Forgiveness is a journey … sometimes a very long journey. Some of the pain and injustice that has been imposed on me, or that I have imposed on others, have taken much longer than a year to resolve. For example, when I was a a young teenager, I was violated by a young adult male in the neighborhood. It has taken many years for me to work through layers of healing to reach a place of forgiving him, and forgiving myself. Sometimes I still feel the psychological and spiritual pain of that incident, yet I always come back to a place of compassion. I don’t know what abuses he suffered, or how the culture of our society at that time influenced his actions, or what his home life was like. I do know that something was broken in him, and for that I have compassion.
What he did was not okay, and I will not ever try to contact or connect with him — even if I think it would be safe, I know enough to keep these boundaries and not to re-traumatize myself. I have chosen to stop letting that incident from over 40 years ago define me. I chose many years ago not to carry that anger with me — it was too heavy and it was a burden in more ways than I can count. I also had to choose to forgive myself … for being naive and taking risks that put me in a situation I could not get out of.
Carrying old burdens takes up too much of my life energy. I try to consider what is in my circle of influence … how can I make amends, repair relationships, or effect change for an issue or concern that’s important to me. I also take time to discern what is beyond my abilities, capacity, or need to change.
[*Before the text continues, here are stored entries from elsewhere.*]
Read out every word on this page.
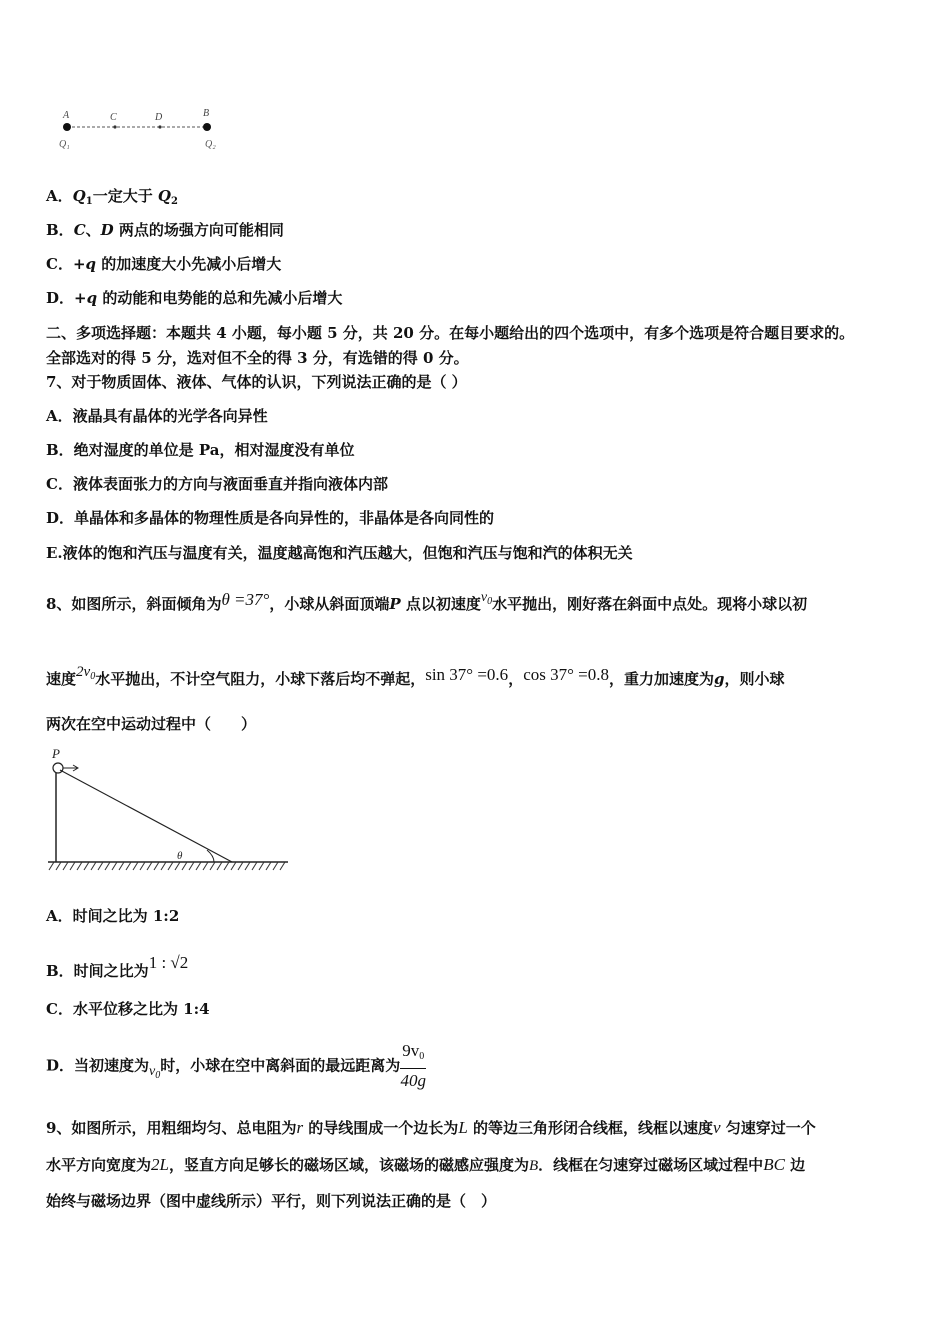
A	C	D	B
Q₁	Q₂
A．$Q_1$一定大于 $Q_2$
B．C、D 两点的场强方向可能相同
C．+q 的加速度大小先减小后增大
D．+q 的动能和电势能的总和先减小后增大
二、多项选择题：本题共 4 小题，每小题 5 分，共 20 分。在每小题给出的四个选项中，有多个选项是符合题目要求的。
全部选对的得 5 分，选对但不全的得 3 分，有选错的得 0 分。
7、对于物质固体、液体、气体的认识，下列说法正确的是（ ）
A．液晶具有晶体的光学各向异性
B．绝对湿度的单位是 Pa，相对湿度没有单位
C．液体表面张力的方向与液面垂直并指向液体内部
D．单晶体和多晶体的物理性质是各向异性的，非晶体是各向同性的
E.液体的饱和汽压与温度有关，温度越高饱和汽压越大，但饱和汽压与饱和汽的体积无关
8、如图所示，斜面倾角为θ =37°，小球从斜面顶端P 点以初速度$v_0$水平抛出，刚好落在斜面中点处。现将小球以初
速度$2v_0$水平抛出，不计空气阻力，小球下落后均不弹起，sin 37° =0.6，cos 37° =0.8，重力加速度为g，则小球
两次在空中运动过程中（　　）
P
θ
A．时间之比为 1:2
B．时间之比为1 : √2
C．水平位移之比为 1:4
D．当初速度为$v_0$时，小球在空中离斜面的最远距离为 $\frac{9v_0}{40g}$
9、如图所示，用粗细均匀、总电阻为r 的导线围成一个边长为L 的等边三角形闭合线框，线框以速度v 匀速穿过一个
水平方向宽度为2L，竖直方向足够长的磁场区域，该磁场的磁感应强度为B．线框在匀速穿过磁场区域过程中BC 边
始终与磁场边界（图中虚线所示）平行，则下列说法正确的是（　）
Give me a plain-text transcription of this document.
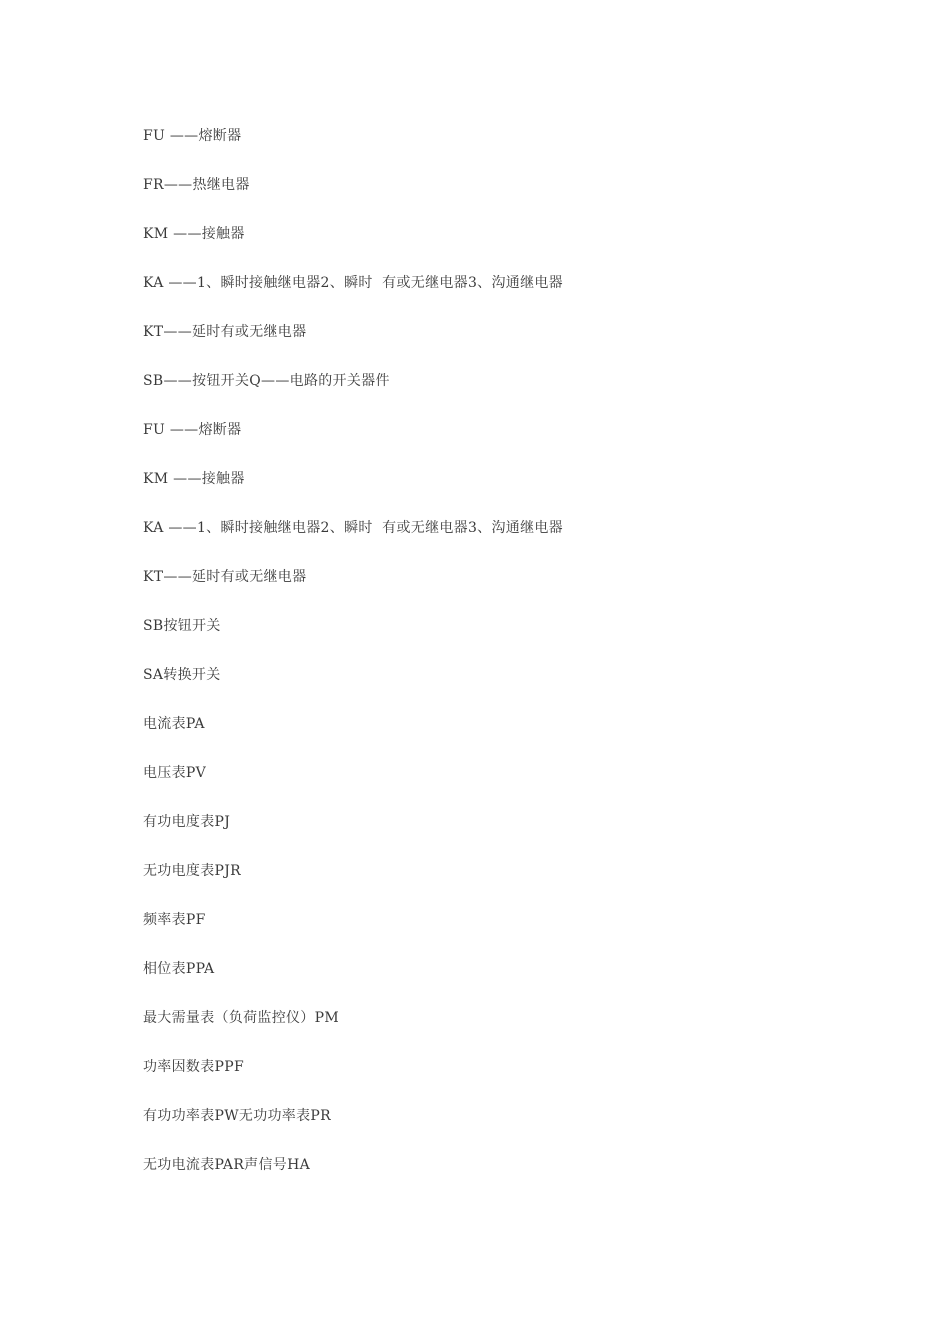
FU ——熔断器
FR——热继电器
KM ——接触器
KA ——1、瞬时接触继电器2、瞬时  有或无继电器3、沟通继电器
KT——延时有或无继电器
SB——按钮开关Q——电路的开关器件
FU ——熔断器
KM ——接触器
KA ——1、瞬时接触继电器2、瞬时  有或无继电器3、沟通继电器
KT——延时有或无继电器
SB按钮开关
SA转换开关
电流表PA
电压表PV
有功电度表PJ
无功电度表PJR
频率表PF
相位表PPA
最大需量表（负荷监控仪）PM
功率因数表PPF
有功功率表PW无功功率表PR
无功电流表PAR声信号HA
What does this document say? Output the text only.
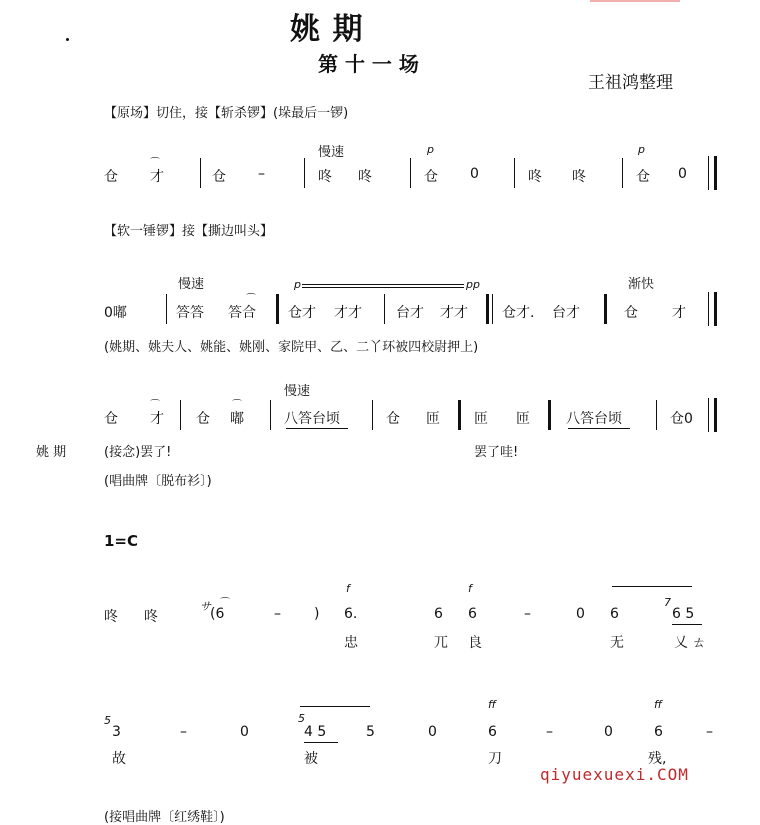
姚 期
第 十 一 场
王祖鸿整理
【原场】切住，接【斩杀锣】(垛最后一锣)
慢速	p	p
仓
⌒
才	仓 –	咚 咚	仓 0	咚 咚	仓 0
【软一锤锣】接【撕边叫头】
慢速	渐快
p	pp
0嘟	答答
⌒
答合 仓才 才才 台才 才才 仓才. 台才	仓 才
(姚期、姚夫人、姚能、姚刚、家院甲、乙、二丫环被四校尉押上)
慢速
仓
⌒
才 仓
⌒
嘟	八答台顷	仓 匝 匝 匝	八答台顷	仓0
姚 期	(接念)罢了!	罢了哇!
(唱曲牌〔脱布衫〕)
1=C
f	f
咚 咚
サ ⌒
(6	– ) 6.	6 6	–	0 6
7
6 5
忠	兀 良	无	乂 ㄊ
ff	ff
5
3	–	0
5
4 5	5	0	6	–	0	6	–
故	被	刀	残,
(接唱曲牌〔红绣鞋〕)
qiyuexuexi.COM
Being able to forgive myself and others is a lot like what is called forth in the Serenity Prayer: Having the courage to change the things I can (within my circle of influence), the serenity to accept the things I cannot change (the circle of my concern beyond my influence), and the wisdom to know the difference. The path to forgiveness requires the courage to look deep within for our ability to empathize, and to be radically compassionate so that we can create a world in which fewer people experience the brokenness that can be the source of so much pain.